On 12/15/21 22:07, Stanislav Fomichev wrote:
On Wed, Dec 15, 2021 at 11:55 AM Pavel Begunkov <asml.silence@xxxxxxxxx> wrote:
On 12/15/21 19:15, Stanislav Fomichev wrote:
On Wed, Dec 15, 2021 at 10:54 AM Pavel Begunkov <asml.silence@xxxxxxxxx> wrote:
On 12/15/21 18:24, sdf@xxxxxxxxxx wrote:
[...]
I can probably do more experiments on my side once your patch is
accepted. I'm mostly concerned with getsockopt(TCP_ZEROCOPY_RECEIVE).
If you claim there is visible overhead for a direct call then there
should be visible benefit to using CGROUP_BPF_TYPE_ENABLED there as
well.
Interesting, sounds getsockopt might be performance sensitive to
someone.
FWIW, I forgot to mention that for testing tx I'm using io_uring
(for both zc and not) with good submission batching.
Yeah, last time I saw 2-3% as well, but it was due to kmalloc, see
more details in 9cacf81f8161, it was pretty visible under perf.
That's why I'm a bit skeptical of your claims of direct calls being
somehow visible in these 2-3% (even skb pulls/pushes are not 2-3%?).
migrate_disable/enable together were taking somewhat in-between
1% and 1.5% in profiling, don't remember the exact number. The rest
should be from rcu_read_lock/unlock() in BPF_PROG_RUN_ARRAY_CG_FLAGS()
and other extra bits on the way.
You probably have a preemptiple kernel and preemptible rcu which most
likely explains why you see the overhead and I won't (non-preemptible
kernel in our env, rcu_read_lock is essentially a nop, just a compiler
barrier).
Right.
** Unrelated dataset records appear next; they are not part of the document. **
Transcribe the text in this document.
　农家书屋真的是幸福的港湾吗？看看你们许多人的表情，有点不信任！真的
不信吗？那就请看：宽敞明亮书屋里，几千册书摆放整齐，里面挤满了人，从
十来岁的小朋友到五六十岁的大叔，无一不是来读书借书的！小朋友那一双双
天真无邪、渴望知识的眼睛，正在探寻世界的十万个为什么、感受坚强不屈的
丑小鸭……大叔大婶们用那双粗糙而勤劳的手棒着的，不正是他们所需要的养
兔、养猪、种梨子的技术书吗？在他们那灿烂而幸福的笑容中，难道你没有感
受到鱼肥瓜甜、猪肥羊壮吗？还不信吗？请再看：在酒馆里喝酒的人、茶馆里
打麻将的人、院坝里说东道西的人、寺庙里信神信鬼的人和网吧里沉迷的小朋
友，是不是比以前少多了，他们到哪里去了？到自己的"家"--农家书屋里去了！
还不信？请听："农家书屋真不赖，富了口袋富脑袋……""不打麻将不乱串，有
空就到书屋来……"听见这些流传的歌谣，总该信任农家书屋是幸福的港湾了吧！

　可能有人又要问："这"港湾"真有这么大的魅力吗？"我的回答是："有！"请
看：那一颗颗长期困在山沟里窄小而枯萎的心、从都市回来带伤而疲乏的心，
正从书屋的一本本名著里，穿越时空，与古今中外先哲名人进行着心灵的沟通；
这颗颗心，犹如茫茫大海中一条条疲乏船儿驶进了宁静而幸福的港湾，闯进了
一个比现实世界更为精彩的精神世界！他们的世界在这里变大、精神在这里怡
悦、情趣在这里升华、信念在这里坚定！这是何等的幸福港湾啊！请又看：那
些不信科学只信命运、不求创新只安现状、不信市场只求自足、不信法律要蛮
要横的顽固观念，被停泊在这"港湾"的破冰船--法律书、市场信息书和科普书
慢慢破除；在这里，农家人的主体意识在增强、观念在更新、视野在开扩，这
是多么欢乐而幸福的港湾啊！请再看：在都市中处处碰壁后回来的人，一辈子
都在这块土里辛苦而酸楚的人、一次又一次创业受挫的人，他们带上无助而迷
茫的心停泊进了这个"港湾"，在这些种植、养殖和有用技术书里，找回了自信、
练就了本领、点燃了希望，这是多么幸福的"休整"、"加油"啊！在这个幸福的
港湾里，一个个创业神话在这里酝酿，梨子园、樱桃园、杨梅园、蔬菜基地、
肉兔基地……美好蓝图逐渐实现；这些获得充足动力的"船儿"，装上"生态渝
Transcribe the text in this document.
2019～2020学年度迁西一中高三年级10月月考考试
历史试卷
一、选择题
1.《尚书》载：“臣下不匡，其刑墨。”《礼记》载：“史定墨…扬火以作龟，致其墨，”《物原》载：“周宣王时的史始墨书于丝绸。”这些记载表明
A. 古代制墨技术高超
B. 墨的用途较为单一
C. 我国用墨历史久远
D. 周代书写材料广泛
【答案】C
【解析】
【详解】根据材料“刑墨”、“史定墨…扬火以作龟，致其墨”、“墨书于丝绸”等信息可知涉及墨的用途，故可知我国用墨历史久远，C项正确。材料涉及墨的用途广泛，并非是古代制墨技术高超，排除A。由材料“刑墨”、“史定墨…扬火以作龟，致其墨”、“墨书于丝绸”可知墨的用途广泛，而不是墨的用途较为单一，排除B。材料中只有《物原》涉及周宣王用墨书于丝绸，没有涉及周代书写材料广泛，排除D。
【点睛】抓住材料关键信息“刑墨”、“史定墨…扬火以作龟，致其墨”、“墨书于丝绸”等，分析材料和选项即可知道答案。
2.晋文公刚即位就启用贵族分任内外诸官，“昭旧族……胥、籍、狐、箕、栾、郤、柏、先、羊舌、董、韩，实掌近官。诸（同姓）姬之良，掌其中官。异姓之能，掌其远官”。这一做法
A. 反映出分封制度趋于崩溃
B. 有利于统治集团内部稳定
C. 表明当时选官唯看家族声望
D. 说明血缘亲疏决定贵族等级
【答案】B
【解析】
For reference tried out non-preemptible, perf shows the function
taking 0.8% with a NIC and 1.2% with a dummy netdev.
I'm skeptical I'll be able to measure inlining one function,
variability between boots/runs is usually greater and would hide it.
Right, that's why I suggested to mirror what we do in set/getsockopt
instead of the new extra CGROUP_BPF_TYPE_ENABLED. But I'll leave it up
to you, Martin and the rest.
--
Pavel Begunkov